Ohne Inspiration schweift mein Blick aus dem Fenster. Jenseits des Tales vor mir mache ich auf der übernächsten Hügelkette im Dunst den Aussichtsturm auf dem Moron aus. Es ist nur eine schwache Silhouette in der Ferne, die die Baumspitzen überragt, aber sie weckt in mir die Bilder dieses eleganten Turms des Stararchitekten Mario Botta. Vor zwei Jahren war ich mit einer Pilgergruppe die 207 Stufen des Turms hinaufgestiegen und hatte den wunderbaren Blick in die Weite genossen und dabei auch das kleine Chalet in der Ferne ausgemacht, in dem ich heute sitze. Und wir hatten natürlich auch die wirklich aussergewöhnliche Steintreppe bewundert, die sich in unerhörter Leichtigkeit um den Turm herum in die Höhe windet und den Besucherinnen und Besuchern den fantastischen Weitblick über die Jurahügel ermöglicht. Wenige Tage darauf brachen mitten in der Nacht unvermittelt die Stufen ab und stürzten in die Tiefe. Seither kann der Turm nur noch von unten und als Silhouette aus der Ferne betrachtet werden, kein mühsames Hinaufsteigen mehr und kein herzöffnender, belohnender Blick mehr in die Weite.

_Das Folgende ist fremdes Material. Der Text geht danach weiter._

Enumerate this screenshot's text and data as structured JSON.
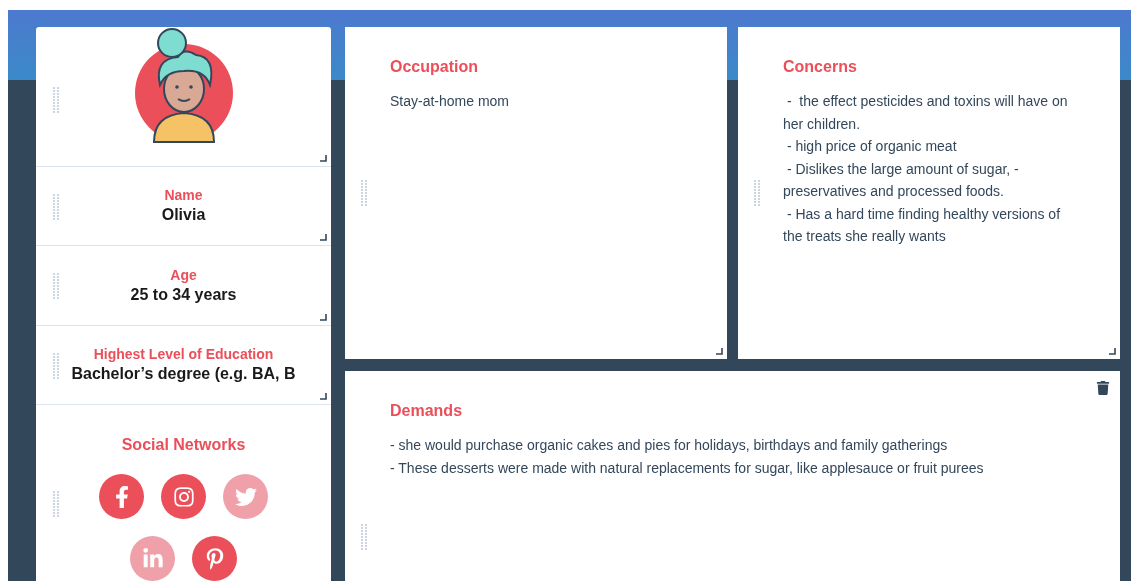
{
  "profile": {
    "fields": [
      {
        "label": "Name",
        "value": "Olivia"
      },
      {
        "label": "Age",
        "value": "25 to 34 years"
      },
      {
        "label": "Highest Level of Education",
        "value": "Bachelor’s degree (e.g. BA, B"
      }
    ],
    "social": {
      "title": "Social Networks",
      "networks": [
        {
          "kind": "facebook",
          "active": true
        },
        {
          "kind": "instagram",
          "active": true
        },
        {
          "kind": "twitter",
          "active": false
        },
        {
          "kind": "linkedin",
          "active": false
        },
        {
          "kind": "pinterest",
          "active": true
        }
      ]
    }
  },
  "occupation": {
    "title": "Occupation",
    "lines": [
      "Stay-at-home mom"
    ]
  },
  "concerns": {
    "title": "Concerns",
    "lines": [
      " -  the effect pesticides and toxins will have on her children.",
      " - high price of organic meat",
      " - Dislikes the large amount of sugar, - preservatives and processed foods.",
      " - Has a hard time finding healthy versions of the treats she really wants"
    ]
  },
  "demands": {
    "title": "Demands",
    "lines": [
      "- she would purchase organic cakes and pies for holidays, birthdays and family gatherings",
      "- These desserts were made with natural replacements for sugar, like applesauce or fruit purees"
    ]
  }
}
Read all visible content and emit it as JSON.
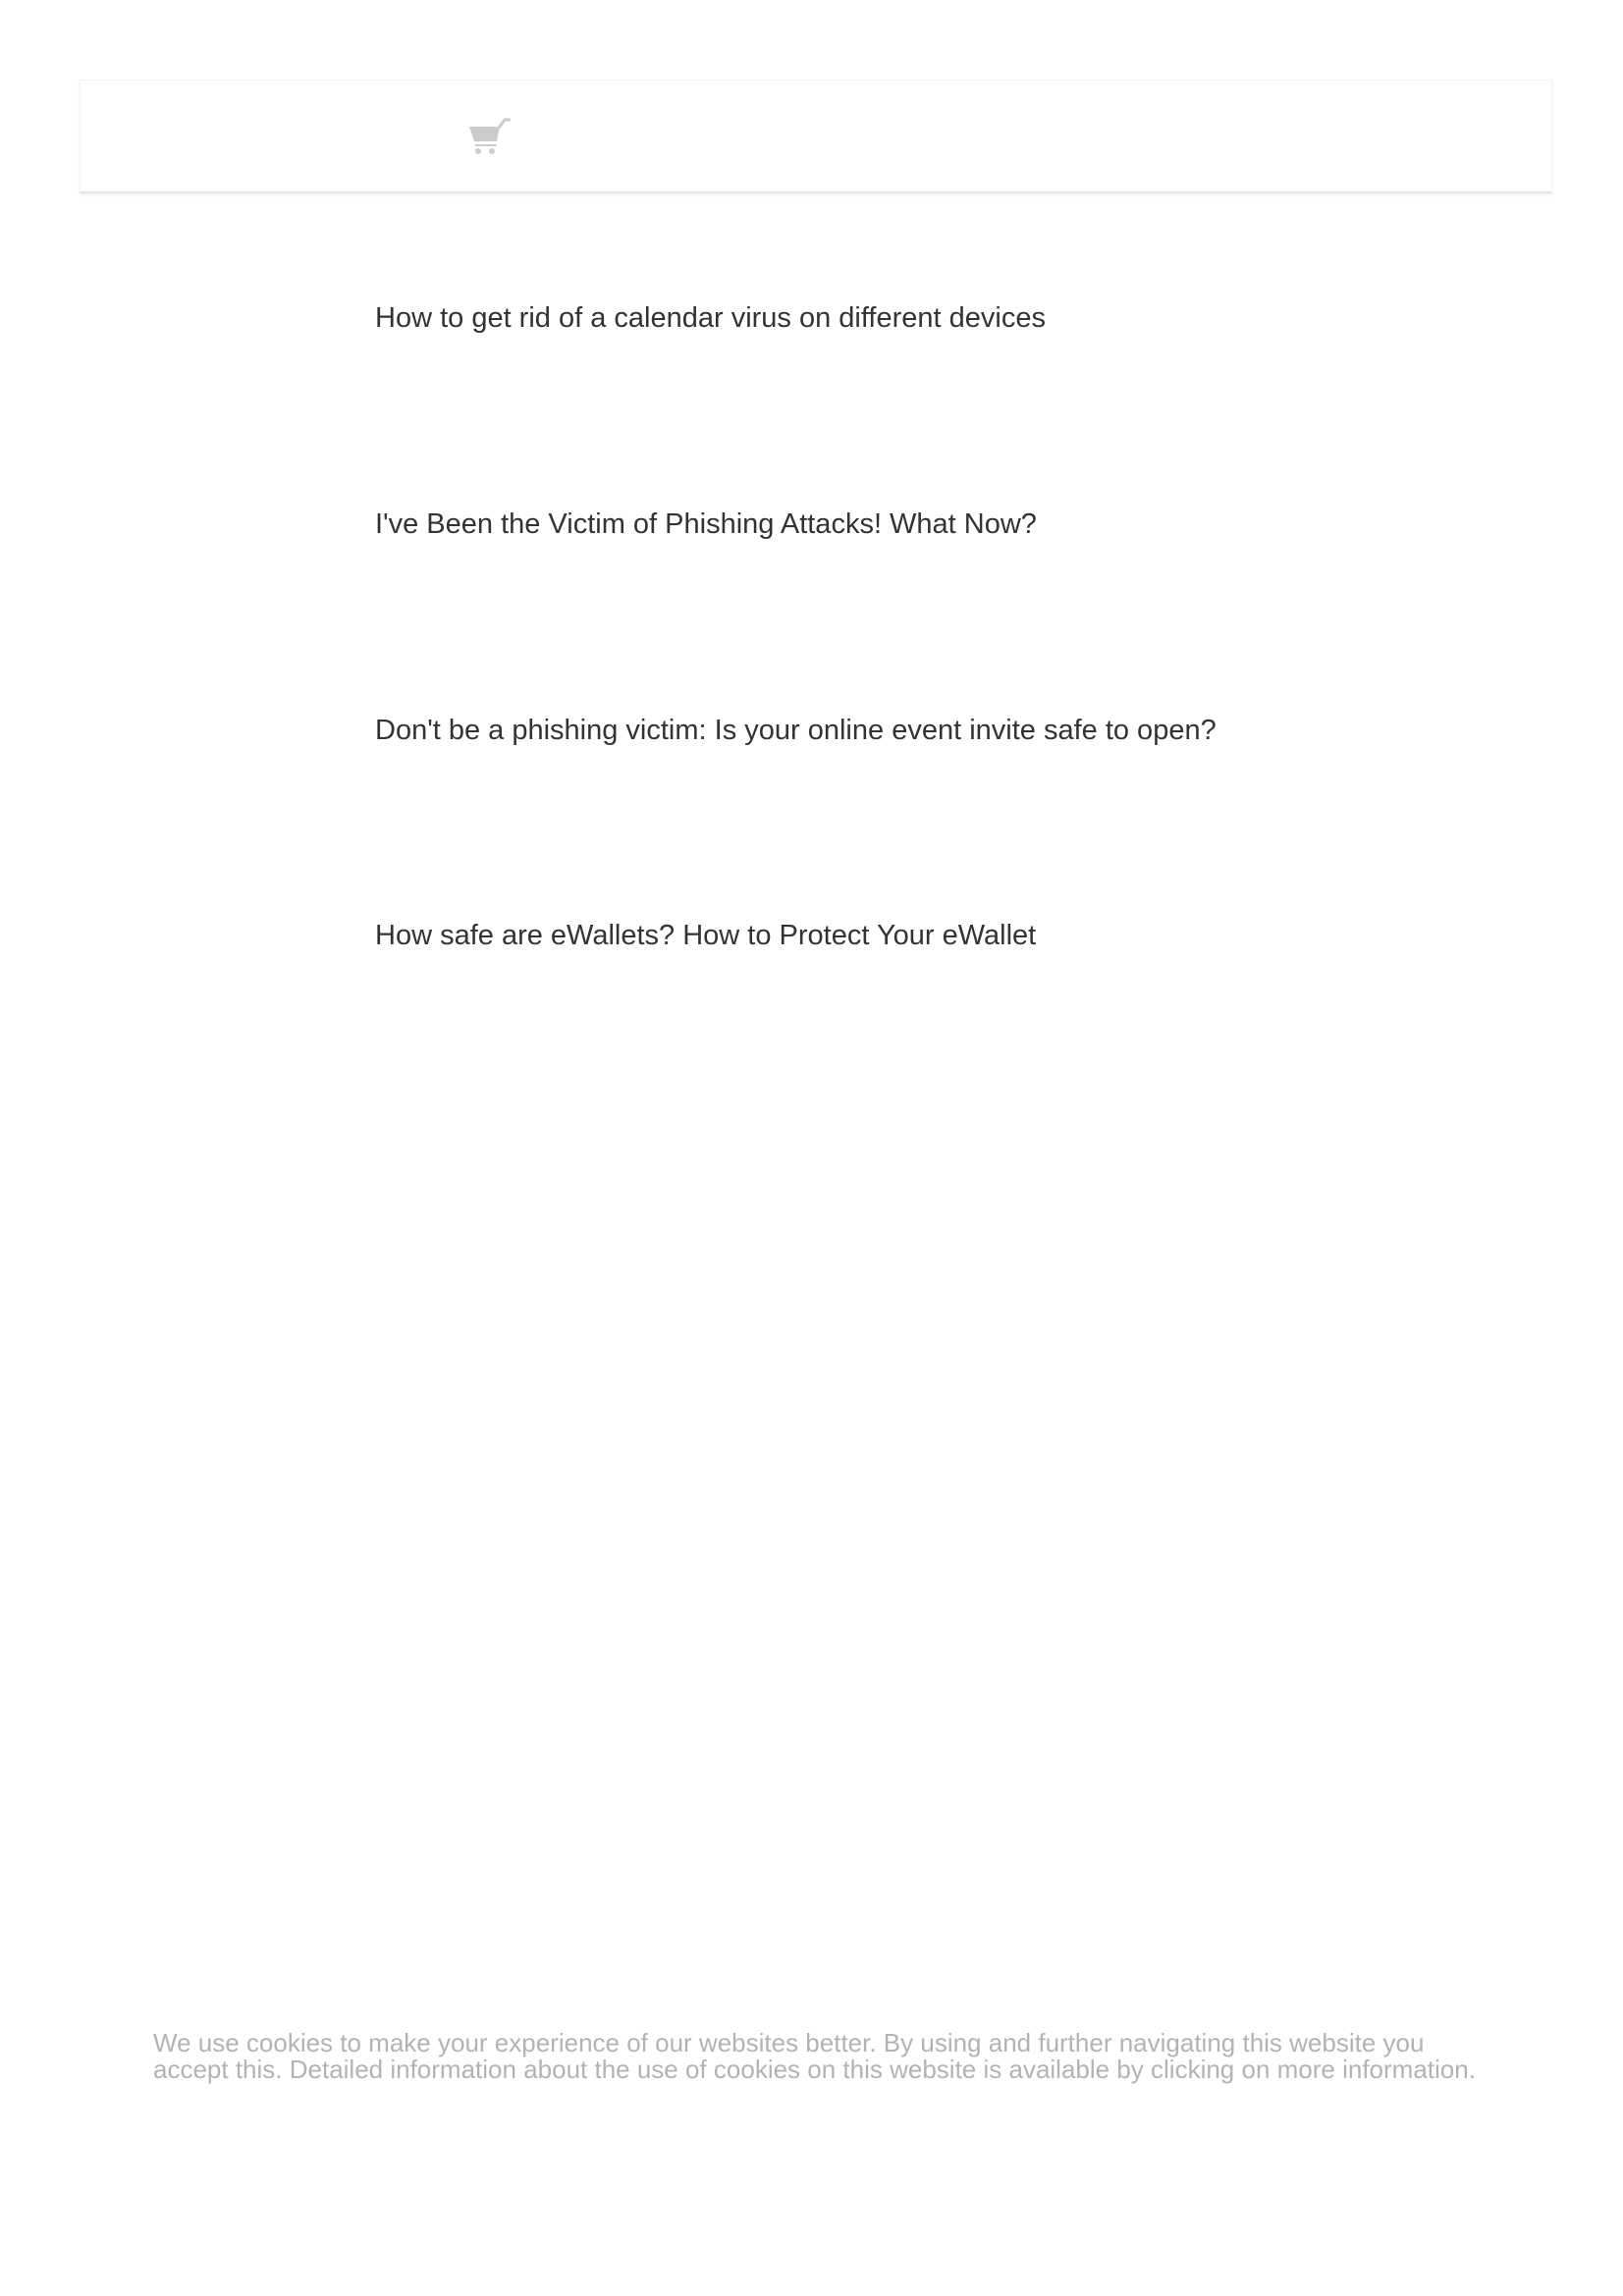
{
  "header": {
    "cart_icon": "shopping-cart-icon"
  },
  "articles": [
    {
      "title": "How to get rid of a calendar virus on different devices"
    },
    {
      "title": "I've Been the Victim of Phishing Attacks! What Now?"
    },
    {
      "title": "Don't be a phishing victim: Is your online event invite safe to open?"
    },
    {
      "title": "How safe are eWallets? How to Protect Your eWallet"
    }
  ],
  "cookie_notice": {
    "text": "We use cookies to make your experience of our websites better. By using and further navigating this website you accept this. Detailed information about the use of cookies on this website is available by clicking on more information."
  },
  "colors": {
    "text": "#333333",
    "muted": "#b3b3b3",
    "icon": "#cccccc"
  }
}
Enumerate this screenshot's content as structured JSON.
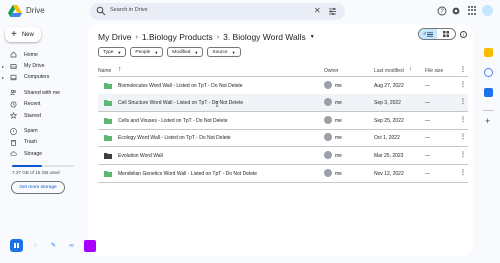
{
  "app": {
    "name": "Drive"
  },
  "search": {
    "placeholder": "Search in Drive"
  },
  "new_button": {
    "label": "New"
  },
  "sidebar": {
    "items": [
      {
        "label": "Home",
        "icon": "home-icon"
      },
      {
        "label": "My Drive",
        "icon": "my-drive-icon",
        "expandable": true
      },
      {
        "label": "Computers",
        "icon": "computer-icon",
        "expandable": true
      },
      {
        "label": "Shared with me",
        "icon": "shared-icon"
      },
      {
        "label": "Recent",
        "icon": "clock-icon"
      },
      {
        "label": "Starred",
        "icon": "star-icon"
      },
      {
        "label": "Spam",
        "icon": "spam-icon"
      },
      {
        "label": "Trash",
        "icon": "trash-icon"
      },
      {
        "label": "Storage",
        "icon": "cloud-icon"
      }
    ],
    "storage_text": "7.37 GB of 15 GB used",
    "storage_fraction": 0.49,
    "get_more_label": "Get more storage"
  },
  "breadcrumb": {
    "root": "My Drive",
    "level1": "1.Biology Products",
    "current": "3. Biology Word Walls"
  },
  "filters": [
    "Type",
    "People",
    "Modified",
    "Source"
  ],
  "table": {
    "headers": {
      "name": "Name",
      "owner": "Owner",
      "modified": "Last modified",
      "size": "File size"
    },
    "rows": [
      {
        "name": "Biomolecules Word Wall - Listed on TpT - Do Not Delete",
        "owner": "me",
        "modified": "Aug 27, 2022",
        "size": "—",
        "folder_color": "#5bb974"
      },
      {
        "name": "Cell Structure Word Wall - Listed on TpT - Do Not Delete",
        "owner": "me",
        "modified": "Sep 3, 2022",
        "size": "—",
        "folder_color": "#5bb974"
      },
      {
        "name": "Cells and Viruses - Listed on TpT - Do Not Delete",
        "owner": "me",
        "modified": "Sep 25, 2022",
        "size": "—",
        "folder_color": "#5bb974"
      },
      {
        "name": "Ecology Word Wall - Listed on TpT - Do Not Delete",
        "owner": "me",
        "modified": "Oct 1, 2022",
        "size": "—",
        "folder_color": "#5bb974"
      },
      {
        "name": "Evolution Word Wall",
        "owner": "me",
        "modified": "Mar 25, 2023",
        "size": "—",
        "folder_color": "#3c4043"
      },
      {
        "name": "Mendelian Genetics Word Wall - Listed on TpT - Do Not Delete",
        "owner": "me",
        "modified": "Nov 12, 2022",
        "size": "—",
        "folder_color": "#5bb974"
      }
    ]
  },
  "colors": {
    "accent": "#0b57d0",
    "selected_view": "#c2e7ff",
    "dock_purple": "#aa00ff"
  }
}
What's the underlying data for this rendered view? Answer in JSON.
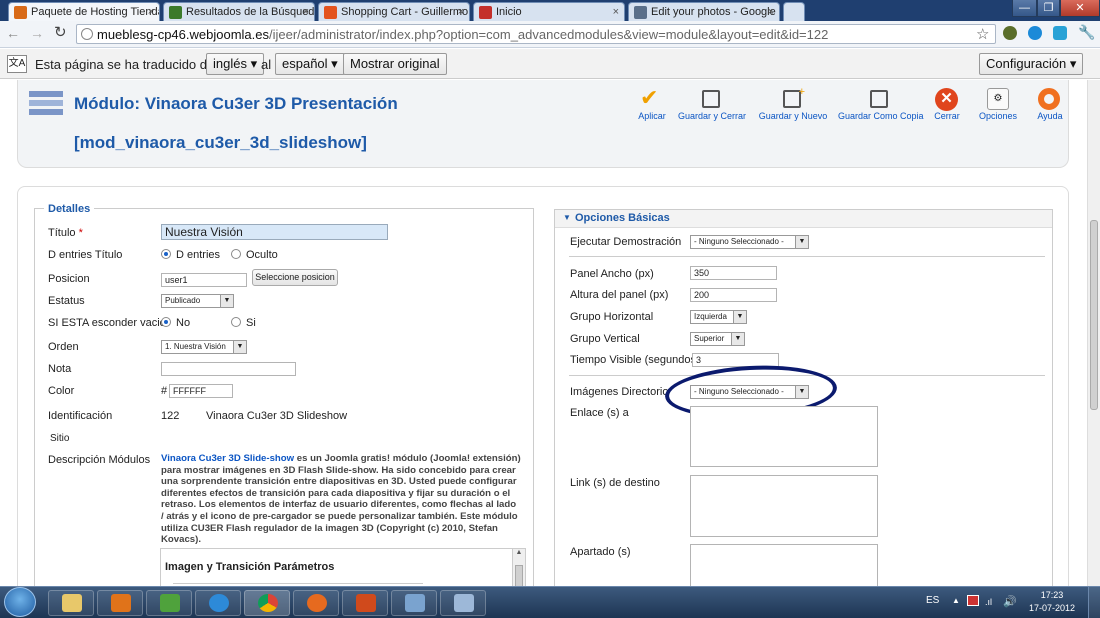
{
  "browser": {
    "tabs": [
      {
        "title": "Paquete de Hosting Tienda",
        "close": "×",
        "color": "#d86a18"
      },
      {
        "title": "Resultados de la Búsqueda",
        "close": "×",
        "color": "#3b7a2a"
      },
      {
        "title": "Shopping Cart - Guillermo",
        "close": "×",
        "color": "#e3531e"
      },
      {
        "title": "Inicio",
        "close": "×",
        "color": "#c4302b"
      },
      {
        "title": "Edit your photos - Google",
        "close": "×",
        "color": "#5a6f8a"
      }
    ],
    "url_host": "mueblesg-cp46.webjoomla.es",
    "url_path": "/ijeer/administrator/index.php?option=com_advancedmodules&view=module&layout=edit&id=122",
    "window_buttons": [
      "—",
      "❐",
      "✕"
    ]
  },
  "translate_bar": {
    "text1": "Esta página se ha traducido del",
    "from_lang": "inglés ▾",
    "text2": "al",
    "to_lang": "español ▾",
    "show_original": "Mostrar original",
    "config": "Configuración ▾"
  },
  "header": {
    "title_line1": "Módulo: Vinaora Cu3er 3D Presentación",
    "title_line2": "[mod_vinaora_cu3er_3d_slideshow]",
    "toolbar": [
      "Aplicar",
      "Guardar y Cerrar",
      "Guardar y Nuevo",
      "Guardar Como Copia",
      "Cerrar",
      "Opciones",
      "Ayuda"
    ]
  },
  "details": {
    "legend": "Detalles",
    "titulo_label": "Título",
    "titulo_required": "*",
    "titulo_value": "Nuestra Visión",
    "show_title_label": "D entries Título",
    "show_title_opt1": "D entries",
    "show_title_opt2": "Oculto",
    "posicion_label": "Posicion",
    "posicion_value": "user1",
    "posicion_button": "Seleccione posicion",
    "estatus_label": "Estatus",
    "estatus_value": "Publicado",
    "hide_label": "SI ESTA esconder vacio",
    "hide_opt1": "No",
    "hide_opt2": "Si",
    "orden_label": "Orden",
    "orden_value": "1. Nuestra Visión",
    "nota_label": "Nota",
    "nota_value": "",
    "color_label": "Color",
    "color_hash": "#",
    "color_value": "FFFFFF",
    "id_label": "Identificación",
    "id_value": "122",
    "id_name": "Vinaora Cu3er 3D Slideshow",
    "sitio_label": "Sitio",
    "desc_label": "Descripción Módulos",
    "desc_link": "Vinaora Cu3er 3D Slide-show",
    "desc_text": " es un Joomla gratis! módulo (Joomla! extensión) para mostrar imágenes en 3D Flash Slide-show. Ha sido concebido para crear una sorprendente transición entre diapositivas en 3D. Usted puede configurar diferentes efectos de transición para cada diapositiva y fijar su duración o el retraso. Los elementos de interfaz de usuario diferentes, como flechas al lado / atrás y el icono de pre-cargador se puede personalizar también. Este módulo utiliza CU3ER Flash regulador de la imagen 3D (Copyright (c) 2010, Stefan Kovacs).",
    "subheading": "Imagen y Transición Parámetros"
  },
  "options": {
    "header": "Opciones Básicas",
    "demo_label": "Ejecutar Demostración",
    "demo_value": "- Ninguno Seleccionado -",
    "width_label": "Panel Ancho (px)",
    "width_value": "350",
    "height_label": "Altura del panel (px)",
    "height_value": "200",
    "hgroup_label": "Grupo Horizontal",
    "hgroup_value": "Izquierda",
    "vgroup_label": "Grupo Vertical",
    "vgroup_value": "Superior",
    "time_label": "Tiempo Visible (segundos)",
    "time_value": "3",
    "imgdir_label": "Imágenes Directorio",
    "imgdir_value": "- Ninguno Seleccionado -",
    "links_label": "Enlace (s) a",
    "target_label": "Link (s) de destino",
    "apartado_label": "Apartado (s)"
  },
  "taskbar": {
    "lang": "ES",
    "time": "17:23",
    "date": "17-07-2012"
  },
  "colors": {
    "title_blue": "#1e5aa8",
    "link_blue": "#0b55c4",
    "highlight_circle": "#0b1a6e"
  }
}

Ja, Treppen sind wichtig, egal, ob sie technisch ausgeklügelt, künstlerisch grossartig oder schlicht und funktional sind. Egal, ob sie felsenfest wirken oder wackelig und unsicher sind. Ihnen allen ist gemeinsam, dass sie es den Menschen, die sie begehen, ermöglichen, neue Ebenen, neue Höhen und Tiefen, neue Weiten und auch neue Perspektiven im Leben zu entdecken. Einige Menschen steigen diese Treppen ängstlich und zaghaft empor, andere neugierig, vertrauensvoll und forsch. Allen aber erschliessen die Stufen neue Räume und Höhen, sie bringen Menschen auf neue Ebenen, verbinden sie, überwinden Trennendes und ermöglichen ungeahnte Ein- und Weitblicke. Treppen bauen macht schon Sinn, scheint mir … Übrigens: Mein Treppenprojekt im Keller ist fertig. Jetzt haben meine Gedanken wieder Platz für spirituelle Tiefen und Höhen. Darauf freue ich mich.